Samantha Markham, Stantec assistant project manager, has been an ACE mentor and coordinator for several years. She helped start a new Plano/Frisco chapter in 2015 to reach more students. And it certainly has—more than tripling in size. The mentors work with students on a variety of projects to give a true taste of each industry. Samantha has connected with several students from the program after college. She says they all recall the foundation the organization provided.
“The ACE/Stantec partnership shows the value Stantec puts on supporting our future industry pipeline,” Samantha said. “Full-circle stories come out of this program as we have just hired two employees at our office that went through the local ACE program themselves and are now volunteering as mentors.”
“It’s been less than 100 years since Indigenous people were granted US citizenship and only 60 years ago were Indigenous people granted the right to vote in every state,” said Adam Leggett, Stantec Alaska Native Program manager and a member of the Native Village of Eklutna.
Facts like those emphasize the importance of the Alaska Native Program.

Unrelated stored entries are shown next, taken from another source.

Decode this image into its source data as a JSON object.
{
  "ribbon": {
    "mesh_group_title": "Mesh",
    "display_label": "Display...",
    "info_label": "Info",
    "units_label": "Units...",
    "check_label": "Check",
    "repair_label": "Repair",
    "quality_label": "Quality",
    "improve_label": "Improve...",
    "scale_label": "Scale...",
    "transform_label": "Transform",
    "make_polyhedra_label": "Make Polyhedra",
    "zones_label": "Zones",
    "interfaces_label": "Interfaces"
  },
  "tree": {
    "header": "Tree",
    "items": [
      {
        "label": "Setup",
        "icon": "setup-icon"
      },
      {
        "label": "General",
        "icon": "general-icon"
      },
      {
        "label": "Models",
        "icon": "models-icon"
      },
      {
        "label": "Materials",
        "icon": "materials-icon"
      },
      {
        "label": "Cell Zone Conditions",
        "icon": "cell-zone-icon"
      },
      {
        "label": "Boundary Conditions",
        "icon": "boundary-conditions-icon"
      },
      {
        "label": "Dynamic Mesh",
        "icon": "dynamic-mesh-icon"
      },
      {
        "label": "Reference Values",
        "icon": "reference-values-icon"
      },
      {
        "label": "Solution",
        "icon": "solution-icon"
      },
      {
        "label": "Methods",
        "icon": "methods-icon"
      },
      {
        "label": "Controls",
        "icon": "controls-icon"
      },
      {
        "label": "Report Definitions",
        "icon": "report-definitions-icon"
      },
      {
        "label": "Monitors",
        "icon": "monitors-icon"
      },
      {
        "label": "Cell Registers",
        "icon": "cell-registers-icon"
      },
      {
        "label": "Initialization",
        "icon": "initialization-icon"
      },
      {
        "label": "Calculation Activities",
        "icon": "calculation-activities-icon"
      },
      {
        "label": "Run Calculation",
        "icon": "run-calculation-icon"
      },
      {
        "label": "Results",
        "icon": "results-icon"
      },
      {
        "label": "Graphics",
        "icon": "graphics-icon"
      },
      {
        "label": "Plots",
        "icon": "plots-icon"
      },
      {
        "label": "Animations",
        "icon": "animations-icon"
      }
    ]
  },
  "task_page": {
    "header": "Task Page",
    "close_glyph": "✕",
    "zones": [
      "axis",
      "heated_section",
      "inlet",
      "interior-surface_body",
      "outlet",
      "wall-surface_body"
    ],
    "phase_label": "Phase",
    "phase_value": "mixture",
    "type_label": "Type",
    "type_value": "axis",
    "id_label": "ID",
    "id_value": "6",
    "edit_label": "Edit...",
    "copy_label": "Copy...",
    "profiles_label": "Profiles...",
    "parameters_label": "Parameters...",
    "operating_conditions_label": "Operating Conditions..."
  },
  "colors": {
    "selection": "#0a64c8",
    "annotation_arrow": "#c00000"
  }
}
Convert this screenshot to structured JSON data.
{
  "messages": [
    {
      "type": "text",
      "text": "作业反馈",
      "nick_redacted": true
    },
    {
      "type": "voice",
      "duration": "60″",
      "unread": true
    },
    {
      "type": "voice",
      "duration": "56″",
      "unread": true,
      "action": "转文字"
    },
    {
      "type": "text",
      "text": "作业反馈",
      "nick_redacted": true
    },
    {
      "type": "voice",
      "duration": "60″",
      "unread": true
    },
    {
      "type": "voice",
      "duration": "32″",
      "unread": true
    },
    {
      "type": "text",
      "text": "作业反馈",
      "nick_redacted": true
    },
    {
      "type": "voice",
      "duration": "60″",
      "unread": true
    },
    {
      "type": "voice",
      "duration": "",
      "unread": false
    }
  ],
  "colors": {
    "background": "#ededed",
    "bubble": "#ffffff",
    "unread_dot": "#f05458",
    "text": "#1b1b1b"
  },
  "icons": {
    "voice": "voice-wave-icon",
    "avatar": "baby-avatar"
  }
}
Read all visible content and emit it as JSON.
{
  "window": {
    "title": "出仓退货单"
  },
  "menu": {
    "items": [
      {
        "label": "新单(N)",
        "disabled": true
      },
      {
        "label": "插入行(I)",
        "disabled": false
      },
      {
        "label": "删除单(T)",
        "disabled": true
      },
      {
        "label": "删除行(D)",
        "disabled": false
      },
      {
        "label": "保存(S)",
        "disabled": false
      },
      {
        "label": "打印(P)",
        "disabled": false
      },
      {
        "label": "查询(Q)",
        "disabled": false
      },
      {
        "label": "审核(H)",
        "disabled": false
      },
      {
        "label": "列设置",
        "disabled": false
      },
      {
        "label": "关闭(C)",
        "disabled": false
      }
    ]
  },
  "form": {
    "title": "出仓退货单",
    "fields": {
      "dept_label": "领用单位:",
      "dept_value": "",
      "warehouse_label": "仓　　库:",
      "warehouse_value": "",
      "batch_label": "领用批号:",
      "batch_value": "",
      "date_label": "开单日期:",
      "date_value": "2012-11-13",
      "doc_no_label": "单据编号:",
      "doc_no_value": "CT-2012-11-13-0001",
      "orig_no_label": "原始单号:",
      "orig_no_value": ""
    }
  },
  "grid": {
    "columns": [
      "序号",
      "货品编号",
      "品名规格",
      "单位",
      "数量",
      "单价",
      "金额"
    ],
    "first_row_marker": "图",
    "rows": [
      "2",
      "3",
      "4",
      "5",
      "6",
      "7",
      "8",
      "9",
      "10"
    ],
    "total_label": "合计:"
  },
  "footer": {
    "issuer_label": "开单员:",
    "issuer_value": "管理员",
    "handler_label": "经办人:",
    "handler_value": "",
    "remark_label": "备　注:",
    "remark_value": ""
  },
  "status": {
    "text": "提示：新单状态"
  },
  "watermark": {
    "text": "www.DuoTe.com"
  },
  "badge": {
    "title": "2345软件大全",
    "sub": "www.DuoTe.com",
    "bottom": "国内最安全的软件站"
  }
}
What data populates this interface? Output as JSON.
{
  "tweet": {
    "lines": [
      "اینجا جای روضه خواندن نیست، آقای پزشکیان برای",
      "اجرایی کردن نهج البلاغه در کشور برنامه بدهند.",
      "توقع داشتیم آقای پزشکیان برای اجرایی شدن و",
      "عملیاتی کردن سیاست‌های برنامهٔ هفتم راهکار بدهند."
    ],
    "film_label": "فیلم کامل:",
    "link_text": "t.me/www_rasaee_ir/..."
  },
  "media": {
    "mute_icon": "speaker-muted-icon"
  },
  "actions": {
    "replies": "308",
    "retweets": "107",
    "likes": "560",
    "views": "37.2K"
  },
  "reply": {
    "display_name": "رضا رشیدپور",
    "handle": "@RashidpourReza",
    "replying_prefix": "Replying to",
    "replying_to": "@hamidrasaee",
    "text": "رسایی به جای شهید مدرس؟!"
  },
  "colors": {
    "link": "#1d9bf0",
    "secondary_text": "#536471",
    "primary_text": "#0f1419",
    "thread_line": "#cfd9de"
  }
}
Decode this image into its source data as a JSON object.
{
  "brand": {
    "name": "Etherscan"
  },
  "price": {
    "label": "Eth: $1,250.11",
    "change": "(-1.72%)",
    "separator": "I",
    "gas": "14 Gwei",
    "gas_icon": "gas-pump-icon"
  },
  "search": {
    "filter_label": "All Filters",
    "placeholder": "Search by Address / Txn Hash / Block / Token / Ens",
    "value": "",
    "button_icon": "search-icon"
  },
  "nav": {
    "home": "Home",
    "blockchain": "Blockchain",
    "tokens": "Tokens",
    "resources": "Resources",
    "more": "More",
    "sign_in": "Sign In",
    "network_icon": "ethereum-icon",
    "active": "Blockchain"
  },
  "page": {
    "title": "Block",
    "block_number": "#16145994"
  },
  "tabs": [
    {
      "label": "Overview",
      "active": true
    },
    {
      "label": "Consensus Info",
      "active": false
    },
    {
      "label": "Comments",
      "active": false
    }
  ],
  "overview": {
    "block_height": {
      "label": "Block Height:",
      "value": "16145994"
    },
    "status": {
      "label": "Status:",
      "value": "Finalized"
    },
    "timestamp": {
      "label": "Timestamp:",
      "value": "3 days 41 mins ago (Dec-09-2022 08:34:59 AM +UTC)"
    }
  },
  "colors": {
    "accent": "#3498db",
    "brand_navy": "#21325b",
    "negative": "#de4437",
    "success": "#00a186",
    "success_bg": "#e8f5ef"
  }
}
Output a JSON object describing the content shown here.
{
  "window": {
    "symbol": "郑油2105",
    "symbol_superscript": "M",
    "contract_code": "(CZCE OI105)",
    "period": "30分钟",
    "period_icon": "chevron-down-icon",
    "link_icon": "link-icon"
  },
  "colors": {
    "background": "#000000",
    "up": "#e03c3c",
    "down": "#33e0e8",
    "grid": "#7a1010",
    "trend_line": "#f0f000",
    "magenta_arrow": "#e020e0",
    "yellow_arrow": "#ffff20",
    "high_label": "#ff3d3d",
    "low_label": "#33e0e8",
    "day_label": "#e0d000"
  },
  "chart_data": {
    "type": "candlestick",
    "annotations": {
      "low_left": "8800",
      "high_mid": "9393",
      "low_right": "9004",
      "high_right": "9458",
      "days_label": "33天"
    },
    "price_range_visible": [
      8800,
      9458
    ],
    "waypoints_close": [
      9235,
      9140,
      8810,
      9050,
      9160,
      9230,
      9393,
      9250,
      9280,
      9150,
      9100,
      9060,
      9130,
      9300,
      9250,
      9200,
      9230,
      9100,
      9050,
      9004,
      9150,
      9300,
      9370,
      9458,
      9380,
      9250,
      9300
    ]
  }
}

It was implemented to increase representation of Alaska Native and American Indians in science, technology, engineering, and math (STEM) in business. It focuses on supporting Indigenous programs to positively impact the Native population.
Adam, who helped launch the program, said community engagement, Indigenous employment, and Alaska Native community relations have all grown since its start.
“Many people only have a cursory understanding of the lack of rights, discrimination, and barriers Indigenous people have faced throughout the world,” Adam said. “Our Indigenous Relations and Alaska Native Program provide an opportunity to fulfill Stantec’s mission to design with community in mind by giving a voice and opportunities to communities that have previously been ignored and left behind.”
In 2022, Stantec was named a Top 50 STEM Workplace for Indigenous STEM Professionals by the American Indian Science and Engineering Society for the third year in a row.
Our goal is to create opportunity by inviting, embracing, and celebrating differences. That means inclusion and diversity are central to what we do at Stantec.
We want our community—of more than 25,000 employees across the globe—to be inspirational. It should attract the best and brightest, where everyone feels free to be true to themselves. And where, collectively, we design with community in mind.